Despite the fact that Tohichi only opened in March 2015, you can already taste the cook’s zest for making taste sensations with noodles and soups. In contrast to the many Ramen restaurants featuring thick or even potage-like soup along Higashi-Oji dori, the so-called ‘Ramen Street’ (Ramen Kaido), Tohichi serves its characteristic clear soup made from hand-picked ingredients.
From the outside, the restaurant itself looks just like any other fancy café. When you walk inside, the true and tried Ramen restaurant characteristics start to reveal themselves. First, you must buy a ticket from the ticket machine. Secondly there are no English menus; however, the staff are more than willing to help with any questions.
Their signature dish is the Tori-shoyu Ramen (750 yen). It is served in a qingtang or clear soup, carefully prepared from the best Jidori chicken. Also known as “chicken of the earth”, a robust native bred chicken known for its hearty flavor. The best exponents of Jidori are Kyoto’s Tamba Kurodori; a local black chicken, and Nagoya Cochin, both of which are showcased in this ramen. The soup is seasoned with Kiage-Shoyu, a soy sauce brewed in the traditional way using a wooden barrel and using selected beans to enhance its taste. Several types of aromatic Kiage-Shoyu are blended in Tohichi’s secret recipe. Naturally, the chicken and noodles prepared by the chefs are free of any artificial additives or preservatives.
Tori-shoyu Tsukesoba (800 yen) is another highlight. It is served in Kombu-sui, a broth prepared by immersing dried kelp in water for a few hours. First, enjoy it just with the accompanying salt and wasabi. This is a marvellous way of eating Tsukesoba! Then, from the second mouthful, try the noodles in the dipping sauce.
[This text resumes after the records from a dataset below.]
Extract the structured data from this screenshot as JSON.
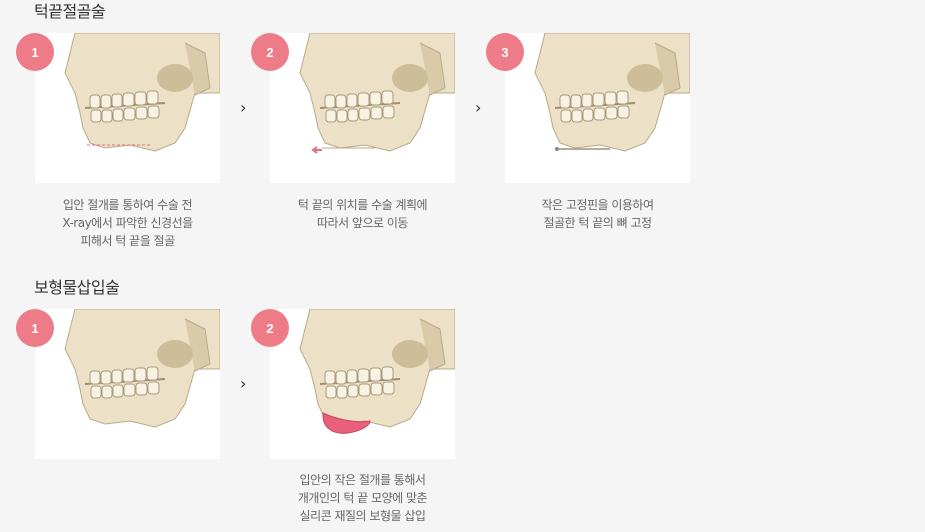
{
  "section1": {
    "title": "턱끝절골술",
    "steps": [
      {
        "number": "1",
        "caption": [
          "입안 절개를 통하여 수술 전",
          "X-ray에서 파악한 신경선을",
          "피해서 턱 끝을 절골"
        ]
      },
      {
        "number": "2",
        "caption": [
          "턱 끝의 위치를 수술 계획에",
          "따라서 앞으로 이동"
        ]
      },
      {
        "number": "3",
        "caption": [
          "작은 고정핀을 이용하여",
          "절골한 턱 끝의 뼈 고정"
        ]
      }
    ]
  },
  "section2": {
    "title": "보형물삽입술",
    "steps": [
      {
        "number": "1",
        "caption": []
      },
      {
        "number": "2",
        "caption": [
          "입안의 작은 절개를 통해서",
          "개개인의 턱 끝 모양에 맞춘",
          "실리콘 재질의 보형물 삽입"
        ]
      }
    ]
  },
  "colors": {
    "badge": "#ee7b88",
    "bone": "#ece1c6",
    "implant": "#e8607a",
    "cut_line": "#e07080"
  },
  "icons": {
    "arrow": "chevron-right-icon"
  }
}
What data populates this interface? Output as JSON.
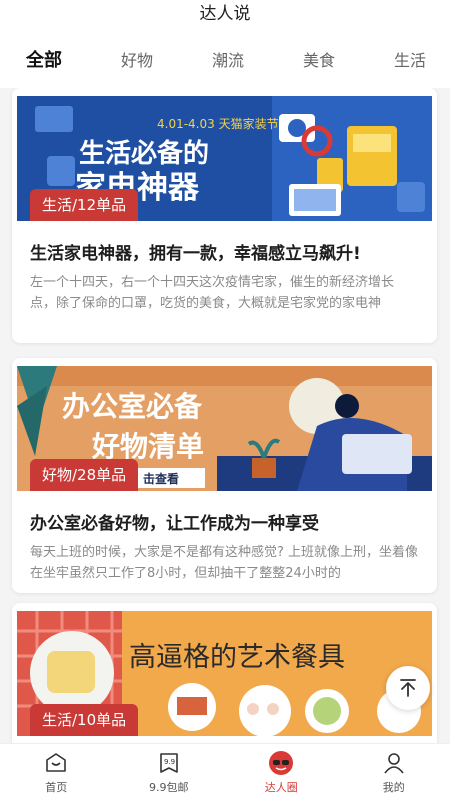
{
  "header": {
    "title": "达人说"
  },
  "tabs": [
    {
      "label": "全部",
      "active": true
    },
    {
      "label": "好物"
    },
    {
      "label": "潮流"
    },
    {
      "label": "美食"
    },
    {
      "label": "生活"
    }
  ],
  "cards": [
    {
      "banner": {
        "date": "4.01-4.03 天猫家装节",
        "line1": "生活必备的",
        "line2": "家电神器"
      },
      "badge": "生活/12单品",
      "title": "生活家电神器，拥有一款，幸福感立马飙升!",
      "desc": "左一个十四天，右一个十四天这次疫情宅家，催生的新经济增长点，除了保命的口罩，吃货的美食，大概就是宅家党的家电神"
    },
    {
      "banner": {
        "line1": "办公室必备",
        "line2": "好物清单",
        "cta": "击查看"
      },
      "badge": "好物/28单品",
      "title": "办公室必备好物，让工作成为一种享受",
      "desc": "每天上班的时候，大家是不是都有这种感觉? 上班就像上刑，坐着像在坐牢虽然只工作了8小时，但却抽干了整整24小时的"
    },
    {
      "banner": {
        "line1": "高逼格的艺术餐具"
      },
      "badge": "生活/10单品"
    }
  ],
  "bottom_nav": [
    {
      "label": "首页",
      "icon": "home-icon"
    },
    {
      "label": "9.9包邮",
      "icon": "coupon-icon"
    },
    {
      "label": "达人圈",
      "icon": "expert-avatar-icon",
      "active": true
    },
    {
      "label": "我的",
      "icon": "user-icon"
    }
  ],
  "colors": {
    "accent": "#d93a36",
    "badge": "#c93a37"
  }
}
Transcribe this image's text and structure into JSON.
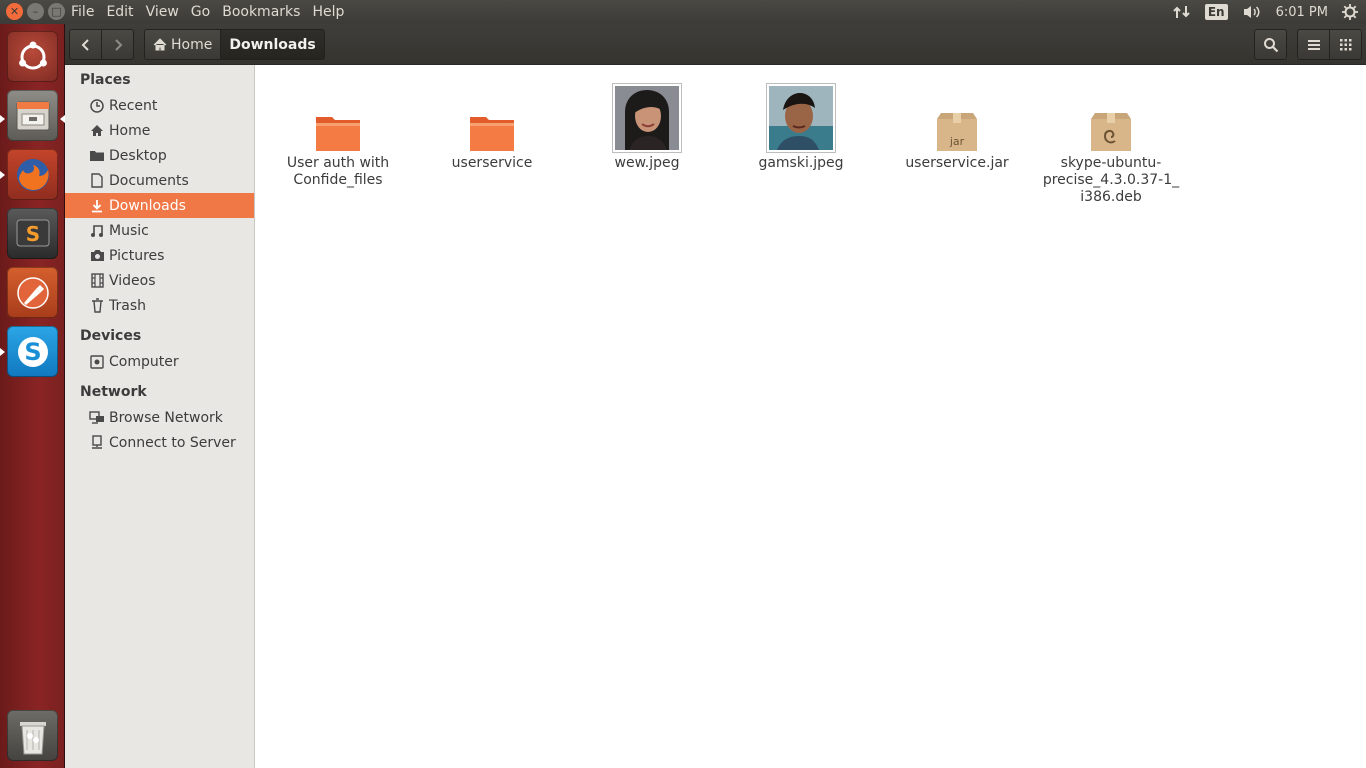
{
  "top_panel": {
    "menu": [
      "File",
      "Edit",
      "View",
      "Go",
      "Bookmarks",
      "Help"
    ],
    "keyboard_layout": "En",
    "clock": "6:01 PM"
  },
  "launcher": {
    "apps": [
      "dash-icon",
      "files-icon",
      "firefox-icon",
      "sublime-text-icon",
      "inkscape-icon",
      "skype-icon",
      "trash-icon"
    ]
  },
  "toolbar": {
    "breadcrumbs": [
      "Home",
      "Downloads"
    ]
  },
  "sidebar": {
    "sections": [
      {
        "title": "Places",
        "items": [
          {
            "label": "Recent",
            "icon": "clock-icon"
          },
          {
            "label": "Home",
            "icon": "home-icon"
          },
          {
            "label": "Desktop",
            "icon": "folder-icon"
          },
          {
            "label": "Documents",
            "icon": "document-icon"
          },
          {
            "label": "Downloads",
            "icon": "download-icon",
            "selected": true
          },
          {
            "label": "Music",
            "icon": "music-icon"
          },
          {
            "label": "Pictures",
            "icon": "camera-icon"
          },
          {
            "label": "Videos",
            "icon": "film-icon"
          },
          {
            "label": "Trash",
            "icon": "trash-icon"
          }
        ]
      },
      {
        "title": "Devices",
        "items": [
          {
            "label": "Computer",
            "icon": "drive-icon"
          }
        ]
      },
      {
        "title": "Network",
        "items": [
          {
            "label": "Browse Network",
            "icon": "network-icon"
          },
          {
            "label": "Connect to Server",
            "icon": "server-icon"
          }
        ]
      }
    ]
  },
  "files": [
    {
      "name_line1": "User auth with",
      "name_line2": "Confide_files",
      "name_line3": "",
      "type": "folder"
    },
    {
      "name_line1": "userservice",
      "name_line2": "",
      "name_line3": "",
      "type": "folder"
    },
    {
      "name_line1": "wew.jpeg",
      "name_line2": "",
      "name_line3": "",
      "type": "image"
    },
    {
      "name_line1": "gamski.jpeg",
      "name_line2": "",
      "name_line3": "",
      "type": "image"
    },
    {
      "name_line1": "userservice.jar",
      "name_line2": "",
      "name_line3": "",
      "type": "jar",
      "badge": "jar"
    },
    {
      "name_line1": "skype-ubuntu-",
      "name_line2": "precise_4.3.0.37-1_",
      "name_line3": "i386.deb",
      "type": "deb"
    }
  ],
  "colors": {
    "accent": "#f07746",
    "panel": "#3c3b37",
    "launcher": "#7a2020"
  }
}
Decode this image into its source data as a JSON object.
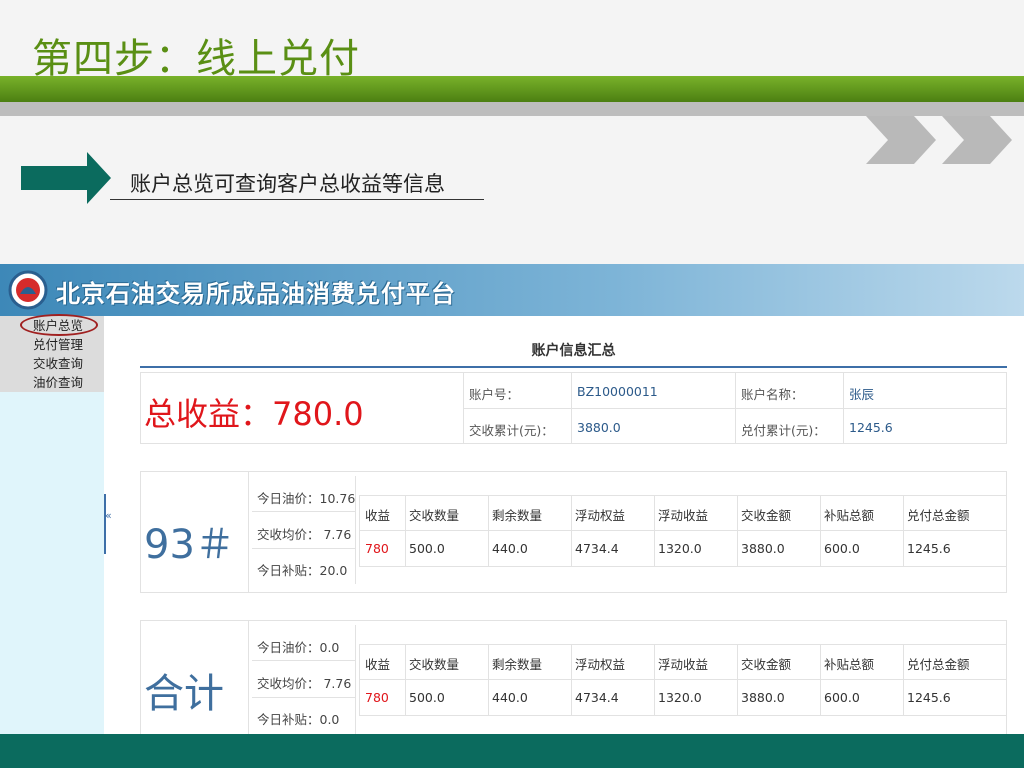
{
  "slide": {
    "title": "第四步：线上兑付",
    "subtitle": "账户总览可查询客户总收益等信息"
  },
  "app": {
    "title": "北京石油交易所成品油消费兑付平台",
    "nav": [
      "账户总览",
      "兑付管理",
      "交收查询",
      "油价查询"
    ],
    "collapse_glyph": "«"
  },
  "summary": {
    "title": "账户信息汇总",
    "total_income": "总收益：780.0",
    "account_no_label": "账户号：",
    "account_no": "BZ10000011",
    "account_name_label": "账户名称：",
    "account_name": "张辰",
    "delivered_label": "交收累计(元)：",
    "delivered": "3880.0",
    "paid_label": "兑付累计(元)：",
    "paid": "1245.6"
  },
  "columns": [
    "收益",
    "交收数量",
    "剩余数量",
    "浮动权益",
    "浮动收益",
    "交收金额",
    "补贴总额",
    "兑付总金额"
  ],
  "panels": [
    {
      "grade": "93＃",
      "oil_price": "今日油价：10.76",
      "avg_price": "交收均价： 7.76",
      "subsidy": "今日补贴：20.0",
      "row": [
        "780",
        "500.0",
        "440.0",
        "4734.4",
        "1320.0",
        "3880.0",
        "600.0",
        "1245.6"
      ]
    },
    {
      "grade": "合计",
      "oil_price": "今日油价：0.0",
      "avg_price": "交收均价： 7.76",
      "subsidy": "今日补贴：0.0",
      "row": [
        "780",
        "500.0",
        "440.0",
        "4734.4",
        "1320.0",
        "3880.0",
        "600.0",
        "1245.6"
      ]
    }
  ],
  "colors": {
    "title_green": "#5a8f14",
    "accent_blue": "#3d6fa8",
    "income_red": "#e0161b",
    "footer_teal": "#0b6b5e"
  }
}
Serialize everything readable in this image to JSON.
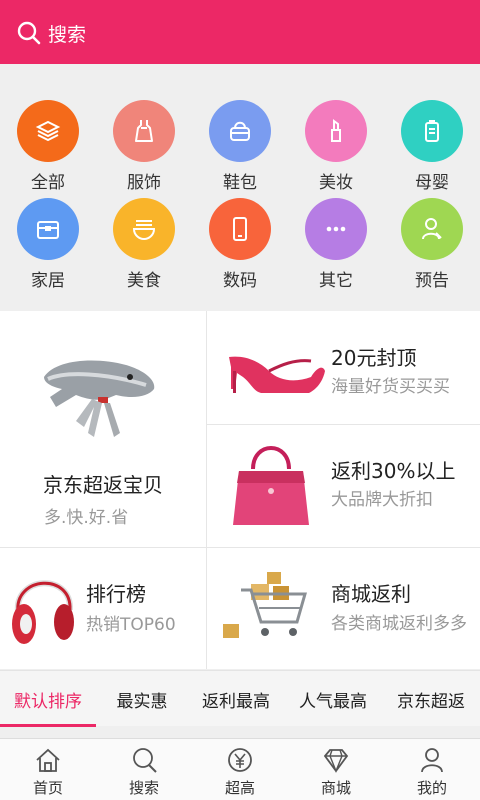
{
  "header": {
    "search_label": "搜索",
    "bg": "#ec2866"
  },
  "categories": [
    {
      "label": "全部",
      "icon": "layers-icon",
      "color": "#f46a1a"
    },
    {
      "label": "服饰",
      "icon": "dress-icon",
      "color": "#f0857a"
    },
    {
      "label": "鞋包",
      "icon": "bag-icon",
      "color": "#7a9cf0"
    },
    {
      "label": "美妆",
      "icon": "lipstick-icon",
      "color": "#f37bbd"
    },
    {
      "label": "母婴",
      "icon": "bottle-icon",
      "color": "#2fd0c2"
    },
    {
      "label": "家居",
      "icon": "home-box-icon",
      "color": "#5e9af2"
    },
    {
      "label": "美食",
      "icon": "bowl-icon",
      "color": "#f9b42a"
    },
    {
      "label": "数码",
      "icon": "phone-icon",
      "color": "#f8643b"
    },
    {
      "label": "其它",
      "icon": "more-icon",
      "color": "#b67de4"
    },
    {
      "label": "预告",
      "icon": "notice-icon",
      "color": "#9fd752"
    }
  ],
  "promos": {
    "jd": {
      "title": "京东超返宝贝",
      "subtitle": "多.快.好.省"
    },
    "cap": {
      "title": "20元封顶",
      "subtitle": "海量好货买买买"
    },
    "rebate": {
      "title": "返利30%以上",
      "subtitle": "大品牌大折扣"
    },
    "rank": {
      "title": "排行榜",
      "subtitle": "热销TOP60"
    },
    "mall": {
      "title": "商城返利",
      "subtitle": "各类商城返利多多"
    }
  },
  "sort_tabs": [
    "默认排序",
    "最实惠",
    "返利最高",
    "人气最高",
    "京东超返"
  ],
  "sort_active": 0,
  "nav": [
    {
      "label": "首页",
      "icon": "home-icon"
    },
    {
      "label": "搜索",
      "icon": "search-icon"
    },
    {
      "label": "超高",
      "icon": "yen-icon"
    },
    {
      "label": "商城",
      "icon": "diamond-icon"
    },
    {
      "label": "我的",
      "icon": "user-icon"
    }
  ],
  "colors": {
    "accent": "#ec2866"
  }
}
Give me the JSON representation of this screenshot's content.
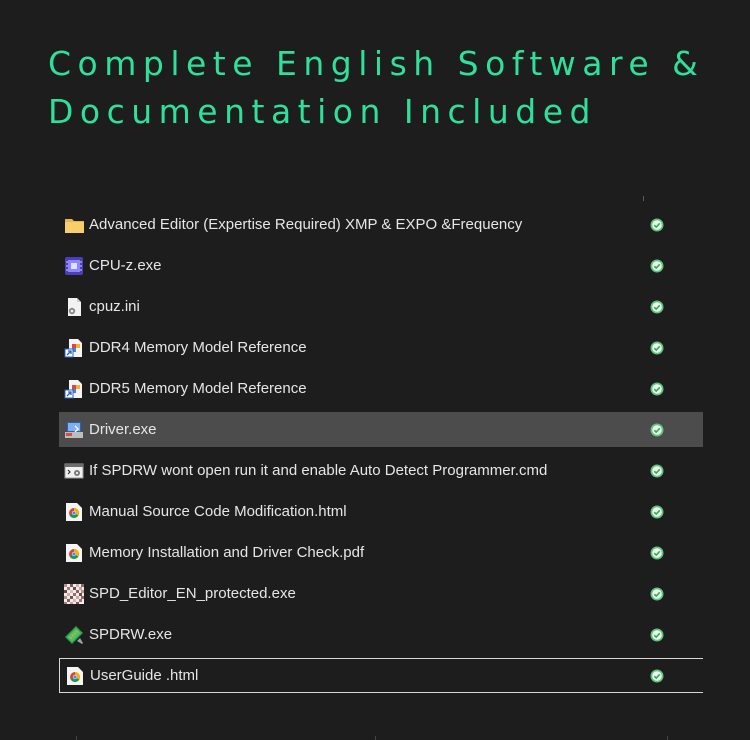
{
  "headline": {
    "line1": "Complete English Software &",
    "line2": "Documentation Included"
  },
  "files": [
    {
      "name": "Advanced Editor (Expertise Required) XMP & EXPO &Frequency",
      "icon": "folder-icon",
      "status": "check-icon"
    },
    {
      "name": "CPU-z.exe",
      "icon": "cpuz-app-icon",
      "status": "check-icon"
    },
    {
      "name": "cpuz.ini",
      "icon": "settings-file-icon",
      "status": "check-icon"
    },
    {
      "name": "DDR4 Memory Model Reference",
      "icon": "shortcut-icon",
      "status": "check-icon"
    },
    {
      "name": "DDR5 Memory Model Reference",
      "icon": "shortcut-icon",
      "status": "check-icon"
    },
    {
      "name": "Driver.exe",
      "icon": "installer-icon",
      "status": "check-icon",
      "selected": true
    },
    {
      "name": "If SPDRW wont open run it and enable Auto Detect Programmer.cmd",
      "icon": "cmd-script-icon",
      "status": "check-icon"
    },
    {
      "name": "Manual Source Code Modification.html",
      "icon": "chrome-icon",
      "status": "check-icon"
    },
    {
      "name": "Memory Installation and Driver Check.pdf",
      "icon": "chrome-icon",
      "status": "check-icon"
    },
    {
      "name": "SPD_Editor_EN_protected.exe",
      "icon": "pixelated-app-icon",
      "status": "check-icon"
    },
    {
      "name": "SPDRW.exe",
      "icon": "spdrw-app-icon",
      "status": "check-icon"
    },
    {
      "name": "UserGuide .html",
      "icon": "chrome-icon",
      "status": "check-icon",
      "focused": true
    }
  ],
  "colors": {
    "background": "#1d1d1d",
    "headline": "#2fe09a",
    "text": "#e6e6e6",
    "selected_row": "#4c4c4c",
    "status_ok": "#5ec47a"
  }
}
Also available are noodles like Tori-shoyu Tsukesoba (800 yen), Mazesoba (700 yen) and Tori-paitan (850 yen), as well as side dishes such as deep-fried chicken. Tori-paitan is limited to the first 15 orders during lunch and dinner, so come in early for this.
Mr Sodeoka, the owner and chef sporting short bleached hair, is constantly thinking of new ways to tempt your tastebuds. For example, noodles with a seafood-based broth are coming soon. Whatever you choose, you will surely be satisfied! But be warned, the afternoon queues on the weekend can be quite long. Still, it’s worth it!
Take route #1 bus from Shijo-Omiya or #Kita-8 bus from Kita-Oji Bus Terminal, and get off at Gentaku-shita. These are both Kyoto City Bus services, so you can use your Kyoto City bus day pass. They also have a number of paid parking spaces.